Wednesday, May 27, 2015

week 3 Trilemma

Lewis's trilemma

From Wikipedia, the free encyclopedia
Lewis's trilemma is an apologetic argument traditionally used to prove the divinity of Jesus by arguing that the only alternative was that he was evil or deluded.[1] One version was popularised by University of Oxford historian and writer on religion C. S. Lewis in a BBC radio talk and in his writings. It is sometimes described as the "Lunatic, Liar, or Lord", or "Mad, Bad, or God" argument. It takes the form of a trilemma — a choice between three options, each of which is in some way difficult to accept.
This argument is very popular with Christian apologists, but largely ignored by theologians and biblical scholars, who do not view Jesus as having claimed to be God. Some argue that he identified himself as a divine agent, with a unique relationship to Israel's God .[2] Others see him as wanting to direct attention to the divine kingdom he proclaimed. [3] The current majority opinion among Biblical scholars is that the proclamation of the divinity of Jesus was a product of the Christian communities in the years after his death.[4]

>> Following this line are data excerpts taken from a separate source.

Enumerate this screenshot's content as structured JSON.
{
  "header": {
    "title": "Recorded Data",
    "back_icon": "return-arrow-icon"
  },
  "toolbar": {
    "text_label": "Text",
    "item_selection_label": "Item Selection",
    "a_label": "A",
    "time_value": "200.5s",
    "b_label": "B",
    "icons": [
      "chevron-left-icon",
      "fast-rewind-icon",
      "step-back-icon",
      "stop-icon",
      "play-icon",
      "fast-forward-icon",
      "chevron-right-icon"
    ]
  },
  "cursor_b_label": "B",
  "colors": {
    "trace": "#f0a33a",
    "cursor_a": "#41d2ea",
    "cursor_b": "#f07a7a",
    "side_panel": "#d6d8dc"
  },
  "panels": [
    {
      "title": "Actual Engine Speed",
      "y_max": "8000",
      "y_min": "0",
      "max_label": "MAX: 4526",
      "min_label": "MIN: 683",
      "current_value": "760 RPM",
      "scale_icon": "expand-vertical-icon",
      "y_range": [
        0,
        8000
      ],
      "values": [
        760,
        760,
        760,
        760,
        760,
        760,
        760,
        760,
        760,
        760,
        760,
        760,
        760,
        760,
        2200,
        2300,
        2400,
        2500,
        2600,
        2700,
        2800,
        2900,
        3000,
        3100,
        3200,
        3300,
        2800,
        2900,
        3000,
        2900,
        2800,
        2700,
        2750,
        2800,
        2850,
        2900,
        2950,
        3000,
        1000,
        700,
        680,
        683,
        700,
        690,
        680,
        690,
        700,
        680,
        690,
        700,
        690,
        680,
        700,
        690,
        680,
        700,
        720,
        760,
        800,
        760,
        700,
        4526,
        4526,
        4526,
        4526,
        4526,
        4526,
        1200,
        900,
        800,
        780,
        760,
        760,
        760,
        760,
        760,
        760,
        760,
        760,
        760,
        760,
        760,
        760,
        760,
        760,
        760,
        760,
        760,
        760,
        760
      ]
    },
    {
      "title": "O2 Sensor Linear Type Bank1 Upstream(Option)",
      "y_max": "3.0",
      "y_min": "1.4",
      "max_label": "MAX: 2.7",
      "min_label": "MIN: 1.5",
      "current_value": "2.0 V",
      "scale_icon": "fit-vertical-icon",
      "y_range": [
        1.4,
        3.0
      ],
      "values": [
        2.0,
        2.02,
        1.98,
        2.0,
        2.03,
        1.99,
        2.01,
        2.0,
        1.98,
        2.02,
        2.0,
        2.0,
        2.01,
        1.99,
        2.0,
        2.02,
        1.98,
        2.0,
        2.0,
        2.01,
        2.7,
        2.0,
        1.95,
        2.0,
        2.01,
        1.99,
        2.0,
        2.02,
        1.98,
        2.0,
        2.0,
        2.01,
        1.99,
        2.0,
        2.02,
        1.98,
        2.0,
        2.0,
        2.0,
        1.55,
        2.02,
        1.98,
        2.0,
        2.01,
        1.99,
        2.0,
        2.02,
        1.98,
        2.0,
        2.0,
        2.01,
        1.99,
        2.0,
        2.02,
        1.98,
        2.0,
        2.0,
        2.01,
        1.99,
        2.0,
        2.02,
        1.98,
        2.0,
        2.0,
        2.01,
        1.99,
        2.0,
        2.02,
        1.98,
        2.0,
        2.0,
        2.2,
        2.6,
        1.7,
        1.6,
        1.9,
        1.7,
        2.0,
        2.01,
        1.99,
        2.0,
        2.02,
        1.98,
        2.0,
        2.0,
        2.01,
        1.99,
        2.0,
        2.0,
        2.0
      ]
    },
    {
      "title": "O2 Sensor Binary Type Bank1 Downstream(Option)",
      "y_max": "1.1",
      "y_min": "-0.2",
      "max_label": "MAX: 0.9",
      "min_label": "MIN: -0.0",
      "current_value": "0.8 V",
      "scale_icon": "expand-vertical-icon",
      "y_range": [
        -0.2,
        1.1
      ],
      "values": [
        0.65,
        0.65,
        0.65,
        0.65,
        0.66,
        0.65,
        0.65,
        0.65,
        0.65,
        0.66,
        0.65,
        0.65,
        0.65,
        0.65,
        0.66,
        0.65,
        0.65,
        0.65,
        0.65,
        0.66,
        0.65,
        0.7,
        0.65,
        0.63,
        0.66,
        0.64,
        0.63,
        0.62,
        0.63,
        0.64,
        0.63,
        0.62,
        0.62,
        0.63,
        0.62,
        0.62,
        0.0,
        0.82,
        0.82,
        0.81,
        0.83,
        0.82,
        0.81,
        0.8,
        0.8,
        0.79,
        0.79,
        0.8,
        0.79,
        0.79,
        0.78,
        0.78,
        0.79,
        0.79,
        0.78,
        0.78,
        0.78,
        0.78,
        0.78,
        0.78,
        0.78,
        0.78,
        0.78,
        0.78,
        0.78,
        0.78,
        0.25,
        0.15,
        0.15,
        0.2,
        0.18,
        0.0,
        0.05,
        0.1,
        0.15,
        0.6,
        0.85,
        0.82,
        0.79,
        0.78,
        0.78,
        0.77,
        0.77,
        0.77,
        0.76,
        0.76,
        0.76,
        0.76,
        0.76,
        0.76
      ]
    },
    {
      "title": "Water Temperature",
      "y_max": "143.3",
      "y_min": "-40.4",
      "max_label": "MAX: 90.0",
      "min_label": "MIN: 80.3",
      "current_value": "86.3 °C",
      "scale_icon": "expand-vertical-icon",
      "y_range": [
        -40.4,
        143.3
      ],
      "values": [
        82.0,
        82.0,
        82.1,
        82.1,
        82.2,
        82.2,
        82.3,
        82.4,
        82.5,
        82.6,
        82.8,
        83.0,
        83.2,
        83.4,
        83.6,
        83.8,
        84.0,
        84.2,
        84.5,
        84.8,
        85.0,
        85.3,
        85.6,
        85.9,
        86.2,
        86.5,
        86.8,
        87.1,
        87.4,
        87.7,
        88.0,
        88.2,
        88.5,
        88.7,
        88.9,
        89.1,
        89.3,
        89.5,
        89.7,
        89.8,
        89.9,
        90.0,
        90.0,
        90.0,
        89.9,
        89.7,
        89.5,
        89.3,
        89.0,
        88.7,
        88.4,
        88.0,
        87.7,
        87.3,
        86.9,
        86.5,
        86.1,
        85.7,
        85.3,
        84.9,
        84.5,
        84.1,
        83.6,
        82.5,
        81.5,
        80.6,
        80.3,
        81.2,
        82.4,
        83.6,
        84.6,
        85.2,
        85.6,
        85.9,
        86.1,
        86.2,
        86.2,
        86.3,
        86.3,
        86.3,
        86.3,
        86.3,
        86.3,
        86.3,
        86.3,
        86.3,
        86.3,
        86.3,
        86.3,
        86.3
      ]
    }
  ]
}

This argument was widely cited in various forms in the nineteenth century. It was used by the American preacher Mark Hopkins in his book Lectures on the Evidences of Christianity (1846), based on lectures delivered in 1844.[5] Another early use of this approach was by the Scots preacher "Rabbi" John Duncan (1796–1870), around 1859–60:[6]
Christ either deceived mankind by conscious fraud, or He was Himself deluded and self-deceived, or He was Divine. There is no getting out of this trilemma. It is inexorable.
Other preachers who used this approach included Reuben Archer Torrey (1856–1928)[7] and W. E. Biederwolf (1867–1939).[8] The writer G.K. Chesterton used something similar to the Trilemma in his book, The Everlasting Man (1925),[9] which Lewis cited in 1962 as the second book that most influenced him.[10]

Lewis's formulation

C. S. Lewis was an Oxford medieval Literature scholar, popular writerChristian apologist, and former atheist. He used the argument outlined below in a series of BBC radio talks later published as the book Mere Christianity.
I am trying here to prevent anyone saying the really foolish thing that people often say about Him: I’m ready to accept Jesus as a great moral teacher, but I don’t accept his claim to be God. That is the one thing we must not say. A man who was merely a man and said the sort of things Jesus said would not be a great moral teacher. He would either be a lunatic — on the level with the man who says he is a poached egg — or else he would be the Devil of Hell. You must make your choice. Either this man was, and is, the Son of God, or else a madman or something worse. You can shut him up for a fool, you can spit at him and kill him as a demon or you can fall at his feet and call him Lord and God, but let us not come with any patronising nonsense about his being a great human teacher. He has not left that open to us. He did not intend to. ... Now it seems to me obvious that He was neither a lunatic nor a fiend: and consequently, however strange or terrifying or unlikely it may seem, I have to accept the view that He was and is God.[11]
Lewis, who had spoken extensively on Christianity to Royal Air Force personnel, was aware many ordinary people did not believe Jesus was God, but saw him rather as "a 'great human teacher' who was deified by his supporters"; his argument is intended to overcome this.[1] It is based on a traditional assumption that, in his words and deeds, Jesus was asserting a claim to be God. For example, in Mere Christianity, Lewis refers to what he says are Jesus' claims:
  • to have authority to forgive sins—behaving as if he really was "the person chiefly offended in all offences."[12]
  • to have always existed, and
  • to intend to come back to judge the world at the end of time.[13]
Lewis implies that these amount to a claim to be God and argues that they logically exclude the possibility that Jesus was merely "a great moral teacher", because he believes no ordinary human making such claims could possibly be rationally or morally reliable. Elsewhere, he refers to this argument as "the aut Deus aut malus homo" ("either God or a bad man"),[14] a reference to an earlier version of the argument used by Henry Parry Liddon in his 1866 Bampton Lectures, in which Liddon argued for the divinity of Jesus based on a number of grounds, including the claims he believed Jesus made.[15]